Some factors were hinted, but let me put them in an order of importance and mention some more:

• metals generally have a high melting point, because metallic interatomic bonding by delocalized electrons ($\ce{Li}$ having only a few electrons for this "electron sea") between core atoms is pretty effective in those pure element solids compared to alternative bonding types (ionic $\pu{6-20 eV/atom}$ bond energy, covalent 1-7, metallic 1-5, van-der-Waals much lower). Also, ionic lattices like $\ce{NaCl}$ have a higher lattice and bonding energy, they have weak interatomic long-range bonding, unlike most metals. They break apart or are easily solvable, metals are malleable but don't break, the electron sea is the reason for their welding ability.

• the crystal structure and mass play an inferior role among your filtered elements (just look up the crystal structure of those elements), as metallic bonding is not directional unlike covalent bonding (orbital symmetry). Metals often have half filled $\mathrm{s}$ and $\mathrm{p}$ bands (stronger delocalized than $\mathrm{d}$ and $\mathrm{f}$) at the Fermi-edge (meaning high conductivity) and therefore many delocalised electrons which can move into unoccupied energy states yielding the biggest electron sea with half or less fill bands.

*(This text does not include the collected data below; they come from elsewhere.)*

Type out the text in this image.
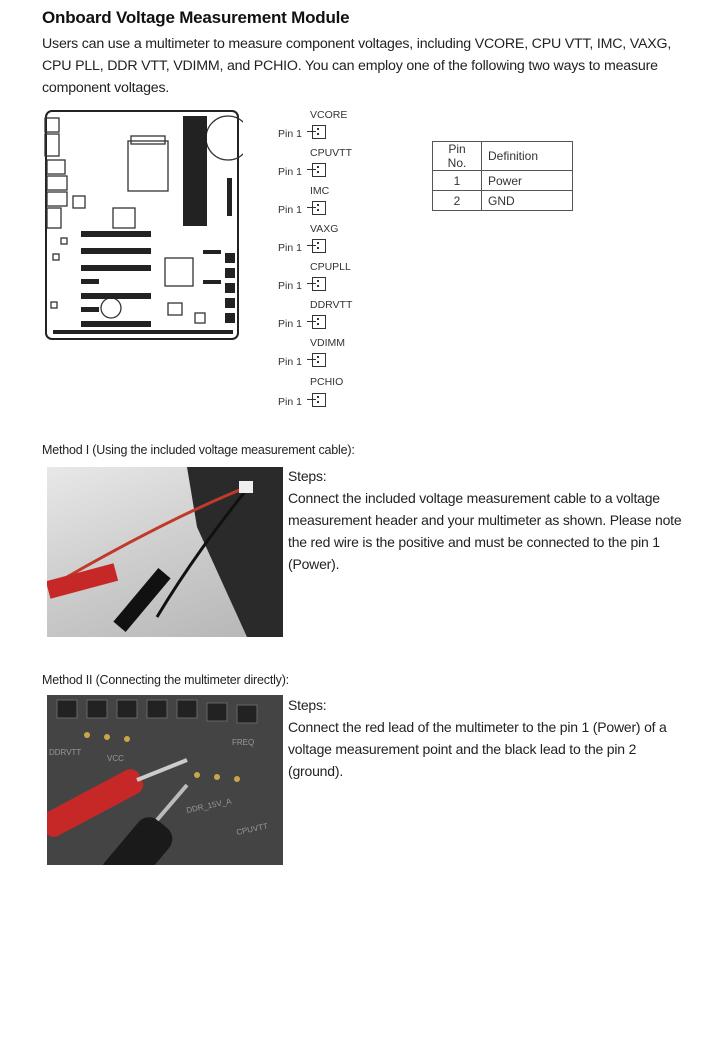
Onboard Voltage Measurement Module
Users can use a multimeter to measure component voltages, including VCORE, CPU VTT, IMC, VAXG, CPU PLL, DDR VTT, VDIMM, and PCHIO. You can employ one of the following two ways to measure component voltages.
VCORE
Pin 1
CPUVTT
Pin 1
IMC
Pin 1
VAXG
Pin 1
CPUPLL
Pin 1
DDRVTT
Pin 1
VDIMM
Pin 1
PCHIO
Pin 1
Pin No.	Definition
1	Power
2	GND
Method I (Using the included voltage measurement cable):
Steps:
Connect the included voltage measurement cable to a voltage measurement header and your multimeter as shown. Please note the red wire is the positive and must be connected to the pin 1 (Power).
Method II (Connecting the multimeter directly):
DDRVTT
VCC
FREQ
DDR_15V_A
CPUVTT
Steps:
Connect the red lead of the multimeter to the pin 1 (Power) of a voltage measurement point and the black lead to the pin 2 (ground).
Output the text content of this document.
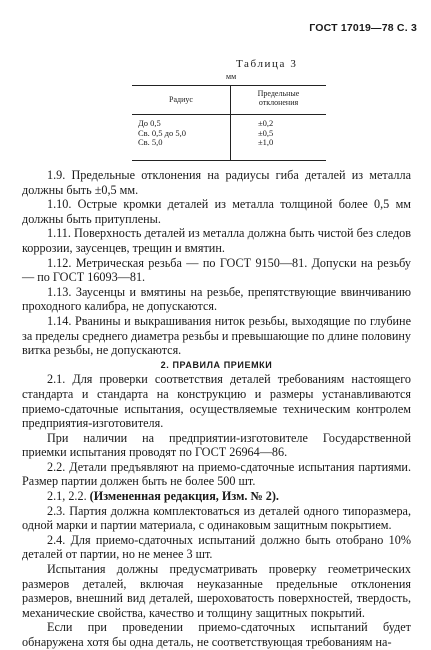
ГОСТ 17019—78 С. 3
Таблица 3
мм
Радиус
Предельные
отклонения
До 0,5
Св. 0,5 до 5,0
Св. 5,0
±0,2
±0,5
±1,0

1.9. Предельные отклонения на радиусы гиба деталей из металла должны быть ±0,5 мм.

1.10. Острые кромки деталей из металла толщиной более 0,5 мм должны быть притуплены.

1.11. Поверхность деталей из металла должна быть чистой без следов коррозии, заусенцев, трещин и вмятин.

1.12. Метрическая резьба — по ГОСТ 9150—81. Допуски на резьбу — по ГОСТ 16093—81.

1.13. Заусенцы и вмятины на резьбе, препятствующие ввинчиванию проходного калибра, не допускаются.

1.14. Рванины и выкрашивания ниток резьбы, выходящие по глубине за пределы среднего диаметра резьбы и превышающие по длине половину витка резьбы, не допускаются.

2. ПРАВИЛА ПРИЕМКИ

2.1. Для проверки соответствия деталей требованиям настоящего стандарта и стандарта на конструкцию и размеры устанавливаются приемо-сдаточные испытания, осуществляемые техническим контролем предприятия-изготовителя.

При наличии на предприятии-изготовителе Государственной приемки испытания проводят по ГОСТ 26964—86.

2.2. Детали предъявляют на приемо-сдаточные испытания партиями. Размер партии должен быть не более 500 шт.

2.1, 2.2. (Измененная редакция, Изм. № 2).

2.3. Партия должна комплектоваться из деталей одного типоразмера, одной марки и партии материала, с одинаковым защитным покрытием.

2.4. Для приемо-сдаточных испытаний должно быть отобрано 10% деталей от партии, но не менее 3 шт.

Испытания должны предусматривать проверку геометрических размеров деталей, включая неуказанные предельные отклонения размеров, внешний вид деталей, шероховатость поверхностей, твердость, механические свойства, качество и толщину защитных покрытий.

Если при проведении приемо-сдаточных испытаний будет обнаружена хотя бы одна деталь, не соответствующая требованиям на-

• noble metals like $\ce{Au,Ag}$ have a full $\mathrm{d}$ orbital, therefore low reactivity/electronegativity and are often used as contact materials (high conductivity because of "very fluid" electron sea consisting only of $\mathrm{s}$-orbital electrons. Unlike tungsten with half or less occupied $\mathrm{d}$-orbitals they show no interatomic $\mathrm{d-d}$ bonding by delocalized $\mathrm{d}$-electrons, and more importantly, a half filled $\mathrm{d}$-orbital contributes 5 electrons to the energy band, while a $\mathrm{s}$ only 1, $\mathrm{p}$ only 3, the electron sea is bigger among the $\mathrm{d}$-group.

• The "packaging" of core atoms in the lattice (interatomic distance) among the high $Z$ atoms (compared to e.g. $\ce{Li}$) is denser (more protons, stronger attraction of shell electrons, smaller interatomic radius), means stronger interatomic bonding transmitted by the electron sea:

You can see here that in each series ($\ce{Li,\ Na,\ K}$) the melting points rise to a maximum and then decrease with increasing atomic number (lacking unoccupied energy states for delocalized $\mathrm{d}$-electrons), bigger electron sea being here a stronger factor than a bit more dense packaging.

• Boron as a semi-metal shows metallic and covalent bonding, Carbon strong directional covalent bonding and is able to build a network of bonds unlike other non-metal elements showing covalent intramolecular bonding, e.g., in diatomic molecules but not strong intermolecular bonding in macromolecules because of lacking unpaired electrons.

So there are some bigger trends for melting points explaining the high melting points of $\mathrm{d}$-metals, but also some minor exceptions to the rule like $\ce{Mn}$.

Answer 2

I think there are two properties at play here: atomic velocity and stability of the lattice structure.

Recall that temperature is a measure of the average kinetic energy of the molecules, so $v \propto \sqrt{\frac{T}{m}}$, or to achieve the same velocity, $T \propto m$. So at the same temperature, two heavier atoms will move more slowly past each other than two lighter molecules, giving them more time to interact.

Now recall that in a solid, molecules are held in a lattice by intermolecular forces, and in a liquid, atoms have enough energy that the forces between them are no longer strong enough to hold the atoms in a lattice. So the more stability a substance's atoms gain from being in their solid, crystalline arrangement, the higher its melting point will be. Now, why would the metals in that area gain more stability in their solid forms? I'm fairly sure the answer has to do with the completeness of orbitals and half-orbitals. I'm not sure of the particulars of the delocalized electron cloud in metals, but I think it's likely that it allows these metals to in some manner fill or empty their incomplete orbitals.